Irgendwann war das Studium vorbei, die Familie zog zusammen und wurde größer und Oma wurde schlussendlich Hochschullehrerin. In dieser Tätigkeit lernte sie viele internationale Studenten kennen, die bei ihnen zuhause ein und aus gingen, und fuhr sogar ins nicht-sozialistische Ausland, nach Finnland. Neben ihrer Arbeit kümmerte sich Oma um den kompletten Haushalt und die Kinder und tippte spätabends noch wissenschaftliche Arbeiten für meinen Opa auf der Schreibmaschine ab. (So viel zum Thema Gleichberechtigung in der DDR…) Oma war auch diejenige der beiden, die den Führerschein machte (am Tag als mein Bruder als ihr erstes Enkelkind geboren wurde) und sie von nun an durch die Gegend kutschierte.

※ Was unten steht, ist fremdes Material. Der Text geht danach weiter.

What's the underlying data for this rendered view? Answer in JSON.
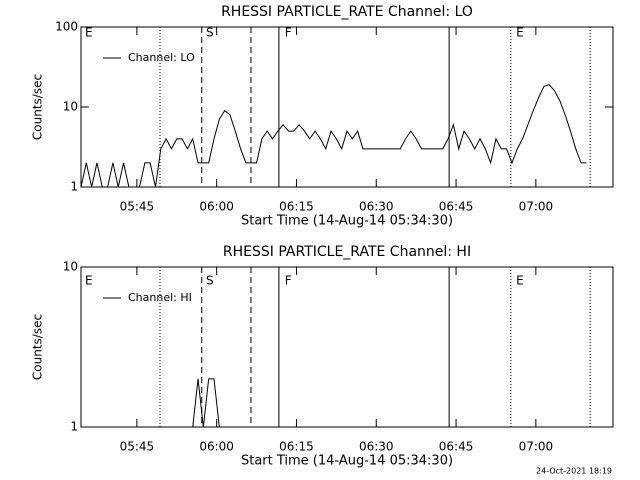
{
  "chart_data": [
    {
      "type": "line",
      "title": "RHESSI PARTICLE_RATE Channel: LO",
      "xlabel": "Start Time (14-Aug-14 05:34:30)",
      "ylabel": "Counts/sec",
      "x": [
        0,
        1,
        2,
        3,
        4,
        5,
        6,
        7,
        8,
        9,
        10,
        11,
        12,
        13,
        14,
        15,
        16,
        17,
        18,
        19,
        20,
        21,
        22,
        23,
        24,
        25,
        26,
        27,
        28,
        29,
        30,
        31,
        32,
        33,
        34,
        35,
        36,
        37,
        38,
        39,
        40,
        41,
        42,
        43,
        44,
        45,
        46,
        47,
        48,
        49,
        50,
        51,
        52,
        53,
        54,
        55,
        56,
        57,
        58,
        59,
        60,
        61,
        62,
        63,
        64,
        65,
        66,
        67,
        68,
        69,
        70,
        71,
        72,
        73,
        74,
        75,
        76,
        77,
        78,
        79,
        80,
        81,
        82,
        83,
        84,
        85,
        86,
        87,
        88,
        89,
        90,
        91,
        92,
        93,
        94,
        95
      ],
      "series": [
        {
          "name": "Channel: LO",
          "color": "#000000",
          "values": [
            1,
            2,
            1,
            2,
            1,
            1,
            2,
            1,
            2,
            1,
            1,
            1,
            2,
            2,
            1,
            3,
            4,
            3,
            4,
            4,
            3,
            4,
            2,
            2,
            2,
            4,
            7,
            9,
            8,
            5,
            3,
            2,
            2,
            2,
            4,
            5,
            4,
            5,
            6,
            5,
            5,
            6,
            5,
            4,
            5,
            4,
            3,
            5,
            4,
            3,
            5,
            4,
            5,
            3,
            3,
            3,
            3,
            3,
            3,
            3,
            3,
            4,
            5,
            4,
            3,
            3,
            3,
            3,
            3,
            4,
            6,
            3,
            5,
            4,
            3,
            4,
            3,
            2,
            4,
            3,
            3,
            2,
            3,
            4,
            6,
            9,
            13,
            18,
            19,
            16,
            12,
            8,
            5,
            3,
            2,
            2
          ]
        }
      ],
      "xlim": [
        0,
        100
      ],
      "xticks": [
        {
          "value": 10.5,
          "label": "05:45"
        },
        {
          "value": 25.5,
          "label": "06:00"
        },
        {
          "value": 40.5,
          "label": "06:15"
        },
        {
          "value": 55.5,
          "label": "06:30"
        },
        {
          "value": 70.5,
          "label": "06:45"
        },
        {
          "value": 85.5,
          "label": "07:00"
        }
      ],
      "ylim": [
        1,
        100
      ],
      "yticks": [
        1,
        10,
        100
      ],
      "log_y": true,
      "event_lines": [
        {
          "x": 14.85,
          "style": "dotted"
        },
        {
          "x": 22.7,
          "style": "dashed"
        },
        {
          "x": 31.95,
          "style": "dashed"
        },
        {
          "x": 37.2,
          "style": "solid"
        },
        {
          "x": 69.2,
          "style": "solid"
        },
        {
          "x": 80.8,
          "style": "dotted"
        },
        {
          "x": 95.7,
          "style": "dotted"
        }
      ],
      "event_labels": [
        {
          "x": 0.75,
          "text": "E"
        },
        {
          "x": 23.5,
          "text": "S"
        },
        {
          "x": 38.3,
          "text": "F"
        },
        {
          "x": 81.8,
          "text": "E"
        }
      ]
    },
    {
      "type": "line",
      "title": "RHESSI PARTICLE_RATE Channel: HI",
      "xlabel": "Start Time (14-Aug-14 05:34:30)",
      "ylabel": "Counts/sec",
      "x": [
        21,
        22,
        23,
        24,
        25,
        26
      ],
      "series": [
        {
          "name": "Channel: HI",
          "color": "#000000",
          "values": [
            1,
            2,
            1,
            2,
            2,
            1
          ]
        }
      ],
      "xlim": [
        0,
        100
      ],
      "xticks": [
        {
          "value": 10.5,
          "label": "05:45"
        },
        {
          "value": 25.5,
          "label": "06:00"
        },
        {
          "value": 40.5,
          "label": "06:15"
        },
        {
          "value": 55.5,
          "label": "06:30"
        },
        {
          "value": 70.5,
          "label": "06:45"
        },
        {
          "value": 85.5,
          "label": "07:00"
        }
      ],
      "ylim": [
        1,
        10
      ],
      "yticks": [
        1,
        10
      ],
      "log_y": true,
      "event_lines": [
        {
          "x": 14.85,
          "style": "dotted"
        },
        {
          "x": 22.7,
          "style": "dashed"
        },
        {
          "x": 31.95,
          "style": "dashed"
        },
        {
          "x": 37.2,
          "style": "solid"
        },
        {
          "x": 69.2,
          "style": "solid"
        },
        {
          "x": 80.8,
          "style": "dotted"
        },
        {
          "x": 95.7,
          "style": "dotted"
        }
      ],
      "event_labels": [
        {
          "x": 0.75,
          "text": "E"
        },
        {
          "x": 23.5,
          "text": "S"
        },
        {
          "x": 38.3,
          "text": "F"
        },
        {
          "x": 81.8,
          "text": "E"
        }
      ]
    }
  ],
  "footer": "24-Oct-2021 18:19"
}
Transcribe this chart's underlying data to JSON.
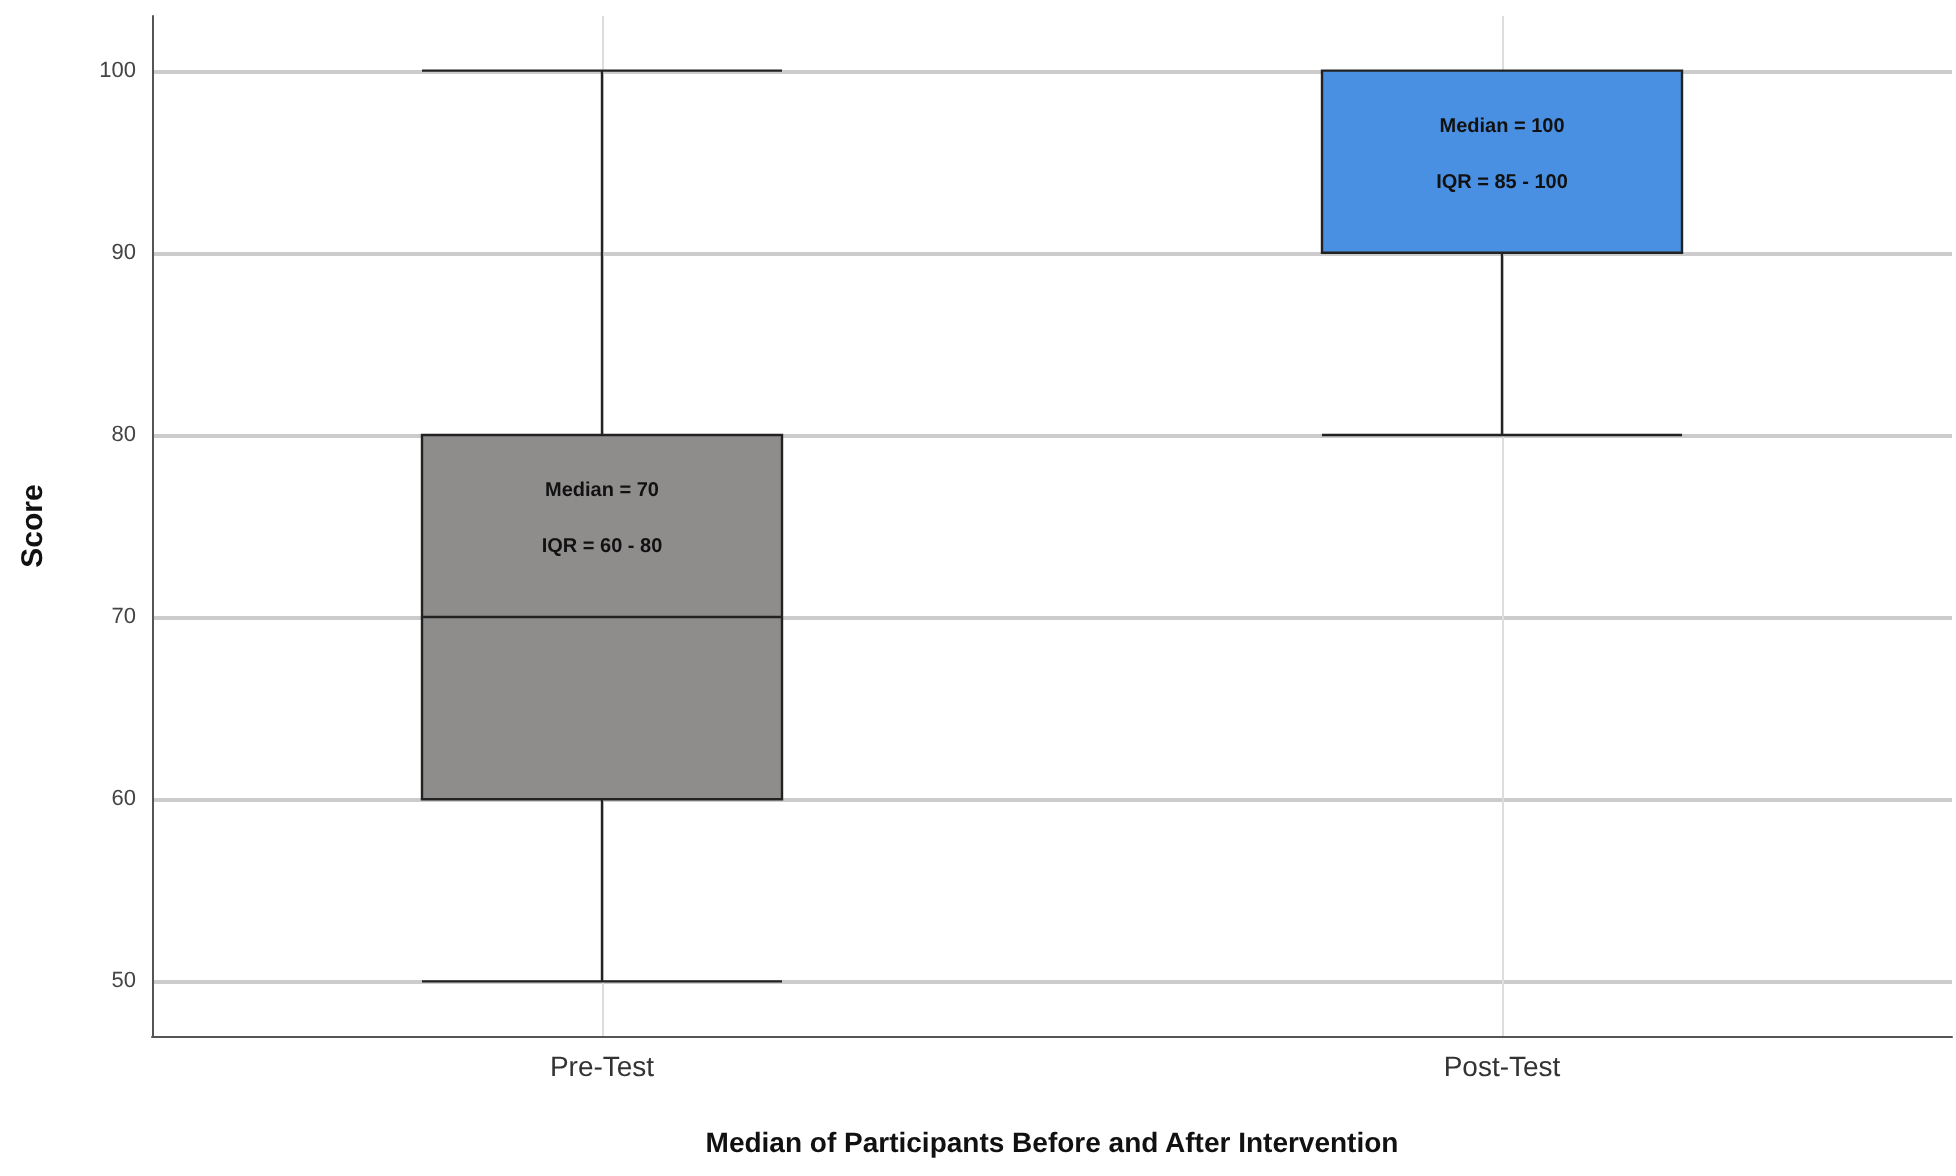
{
  "chart_data": {
    "type": "box",
    "xlabel": "Median of Participants Before and After Intervention",
    "ylabel": "Score",
    "categories": [
      "Pre-Test",
      "Post-Test"
    ],
    "boxes": [
      {
        "low": 50,
        "q1": 60,
        "median": 70,
        "q3": 80,
        "high": 100
      },
      {
        "low": 80,
        "q1": 90,
        "median": 100,
        "q3": 100,
        "high": 100
      }
    ],
    "colors": [
      "#8f8c8c",
      "#4a90e2"
    ],
    "ylim": [
      47,
      103
    ],
    "yticks": [
      50,
      60,
      70,
      80,
      90,
      100
    ],
    "grid": true,
    "annotations": [
      "Median = 70",
      "IQR = 60 - 80",
      "Median = 100",
      "IQR = 85 - 100"
    ]
  }
}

Und trotz all der Arbeit, die sie erledigte und meinem Opa damit abnahm – für uns als Enkel war klar, wer in dieser Ehe die Hosen anhatte. 😉 Nachdem mein Opa gestorben war, zog Oma an den Ort zurück, an dem sie am glücklichsten gewesen war. Sie spazierte jeden Tag umher, traf Freunde und Bekannte, trank ihren Espresso mit Blick auf den Strand, las täglich zwei Zeitungen, sah Nachrichten und Polit-Talkshows, ging ins Theater, empfing ihre Kinder und Enkel, versorgte sich größtenteils selbst und unternahm verschiedene Reisen, für die Opa nicht fit genug gewesen wäre, bzw. die er sich nicht zugetraut hätte. Bis dann auch ihre Gesundheit nachließ. Als ihr eine Krankheit nach und nach erst das Rauchen, dann das Reden und die Selbständigkeit nahm, wählte sie ihr Ende selbstbestimmt und stark wie eh und je.

Noch vor drei Jahren hätte ich sie heute angerufen oder mit einer roten Nelke in der Hand besucht – heut bleibt mir nur dieser Text.

Alles Gute zum Frauentag, prost Oma!